Because asymmetric dark-adaptation was accomplished with prolonged wearing of a patch that exerts slight pressure to the area of the eye, some students wondered if the strange sensation in the eyelid and skin around the eye might have been caused by the prolonged asymmetry in tactile input to the two sides of the face rather than the asymmetry in dark adaptation. Again, this could lead into a discussion of why the illusion would disappear when the eye is covered by hand. Tactile asymmetry would not provide a parsimonious explanation of this change in the illusion, especially since the original study (Wolfe et al., 2007) demonstrated that the illusion disappears/decreases when either eye is covered or actively closed. Similarly, in the original study asymmetric dark-adaptation was induced while all but eliminating any tactile asymmetry: First, both eyes were dark-adapted and then one eye was briefly light-adapted (<1 min) while the other eye was held closed and covered by hand.

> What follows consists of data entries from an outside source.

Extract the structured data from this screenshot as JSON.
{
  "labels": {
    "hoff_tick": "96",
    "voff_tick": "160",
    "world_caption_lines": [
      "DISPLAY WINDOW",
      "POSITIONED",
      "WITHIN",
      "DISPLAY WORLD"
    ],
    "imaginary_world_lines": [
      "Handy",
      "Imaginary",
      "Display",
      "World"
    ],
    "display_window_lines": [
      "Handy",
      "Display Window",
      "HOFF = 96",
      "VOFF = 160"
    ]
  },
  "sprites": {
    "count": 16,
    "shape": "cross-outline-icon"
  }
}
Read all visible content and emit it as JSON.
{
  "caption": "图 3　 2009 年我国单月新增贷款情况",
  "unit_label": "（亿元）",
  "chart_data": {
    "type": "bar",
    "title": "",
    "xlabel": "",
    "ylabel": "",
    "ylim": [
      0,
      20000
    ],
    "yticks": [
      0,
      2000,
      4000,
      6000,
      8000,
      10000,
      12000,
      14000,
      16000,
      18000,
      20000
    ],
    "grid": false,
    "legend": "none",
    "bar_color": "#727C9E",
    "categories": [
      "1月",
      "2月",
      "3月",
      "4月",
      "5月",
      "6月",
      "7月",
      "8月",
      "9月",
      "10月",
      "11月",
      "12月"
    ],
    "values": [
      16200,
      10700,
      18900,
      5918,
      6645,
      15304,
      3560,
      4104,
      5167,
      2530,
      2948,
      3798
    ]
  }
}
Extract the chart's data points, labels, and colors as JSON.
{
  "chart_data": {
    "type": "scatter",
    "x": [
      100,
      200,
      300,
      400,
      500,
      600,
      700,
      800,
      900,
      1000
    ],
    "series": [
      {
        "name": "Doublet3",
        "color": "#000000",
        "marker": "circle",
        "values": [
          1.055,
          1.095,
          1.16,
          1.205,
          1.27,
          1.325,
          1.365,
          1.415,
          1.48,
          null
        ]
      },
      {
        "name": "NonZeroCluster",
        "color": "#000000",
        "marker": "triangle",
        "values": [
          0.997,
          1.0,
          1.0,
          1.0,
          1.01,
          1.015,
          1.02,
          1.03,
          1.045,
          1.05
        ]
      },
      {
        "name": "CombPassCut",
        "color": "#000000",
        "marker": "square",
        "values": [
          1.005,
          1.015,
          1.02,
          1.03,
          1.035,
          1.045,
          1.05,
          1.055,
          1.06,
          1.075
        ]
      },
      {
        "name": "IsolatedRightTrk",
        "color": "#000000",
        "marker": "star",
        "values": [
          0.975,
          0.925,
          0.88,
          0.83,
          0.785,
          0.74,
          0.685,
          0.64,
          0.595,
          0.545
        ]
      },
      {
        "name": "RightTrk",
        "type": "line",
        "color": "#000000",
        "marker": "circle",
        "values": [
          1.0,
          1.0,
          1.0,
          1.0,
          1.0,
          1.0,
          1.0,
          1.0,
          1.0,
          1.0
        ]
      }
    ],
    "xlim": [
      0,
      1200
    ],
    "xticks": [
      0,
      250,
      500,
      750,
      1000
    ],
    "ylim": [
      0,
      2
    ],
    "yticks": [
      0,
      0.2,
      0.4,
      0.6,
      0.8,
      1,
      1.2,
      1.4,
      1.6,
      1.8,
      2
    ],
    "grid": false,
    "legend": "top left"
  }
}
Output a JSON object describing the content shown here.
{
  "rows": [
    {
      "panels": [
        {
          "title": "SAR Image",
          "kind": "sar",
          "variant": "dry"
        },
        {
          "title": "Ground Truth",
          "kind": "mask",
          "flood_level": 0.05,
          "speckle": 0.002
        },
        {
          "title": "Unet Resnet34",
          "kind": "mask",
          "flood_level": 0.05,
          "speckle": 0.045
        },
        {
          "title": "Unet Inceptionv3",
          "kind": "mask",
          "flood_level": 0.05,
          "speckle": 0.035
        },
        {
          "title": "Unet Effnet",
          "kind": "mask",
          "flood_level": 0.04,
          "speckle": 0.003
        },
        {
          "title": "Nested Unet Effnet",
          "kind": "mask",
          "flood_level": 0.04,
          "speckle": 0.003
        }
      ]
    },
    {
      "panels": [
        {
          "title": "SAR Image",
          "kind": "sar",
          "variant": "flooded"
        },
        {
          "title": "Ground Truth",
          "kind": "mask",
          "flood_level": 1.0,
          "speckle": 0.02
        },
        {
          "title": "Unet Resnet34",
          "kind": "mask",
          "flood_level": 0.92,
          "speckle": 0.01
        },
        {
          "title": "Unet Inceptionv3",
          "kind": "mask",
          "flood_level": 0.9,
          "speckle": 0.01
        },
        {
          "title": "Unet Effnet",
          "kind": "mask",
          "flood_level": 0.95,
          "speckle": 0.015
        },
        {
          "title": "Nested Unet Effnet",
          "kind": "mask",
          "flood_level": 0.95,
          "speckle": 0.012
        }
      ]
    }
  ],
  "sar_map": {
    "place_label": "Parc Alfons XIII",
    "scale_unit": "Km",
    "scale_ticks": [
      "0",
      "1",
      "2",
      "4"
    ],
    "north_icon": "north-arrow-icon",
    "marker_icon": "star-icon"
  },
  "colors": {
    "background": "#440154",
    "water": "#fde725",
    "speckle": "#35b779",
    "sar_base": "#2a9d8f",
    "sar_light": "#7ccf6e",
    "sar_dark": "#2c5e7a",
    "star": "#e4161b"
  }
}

Finally, in more recent studies (Wolfe and Carpinella, 2008), we induced the illusory lid droop by inserting an occluder contact lens into one eye thus inducing visual asymmetry in the absence of any tactile asymmetry.

While the demonstration is clearly effective in terms of the number of students experiencing the illusion and of generating interest in the phenomenon, there is no evidence yet that the activity leads to better learning of the concepts involved. It is tempting to speculate that first-hand experience of the illusion would lead to better understanding and retention of concepts such as cross-modality, dark adaptation, and probabilistic nature of perception, but it is impossible to make this assertion without first gathering data on indicators of student long-term and short-term learning.

Despite these possible limitations, the demonstration outlined here can serve as a valuable and accessible teaching tool. It provides a compelling experience that students react to with interest and engagement. It can be used in the context of teaching several different and important perceptual and neuroscience concepts, and it may help integrate the concept of cross-modality into the standard content of undergraduate neuroscience and perception courses.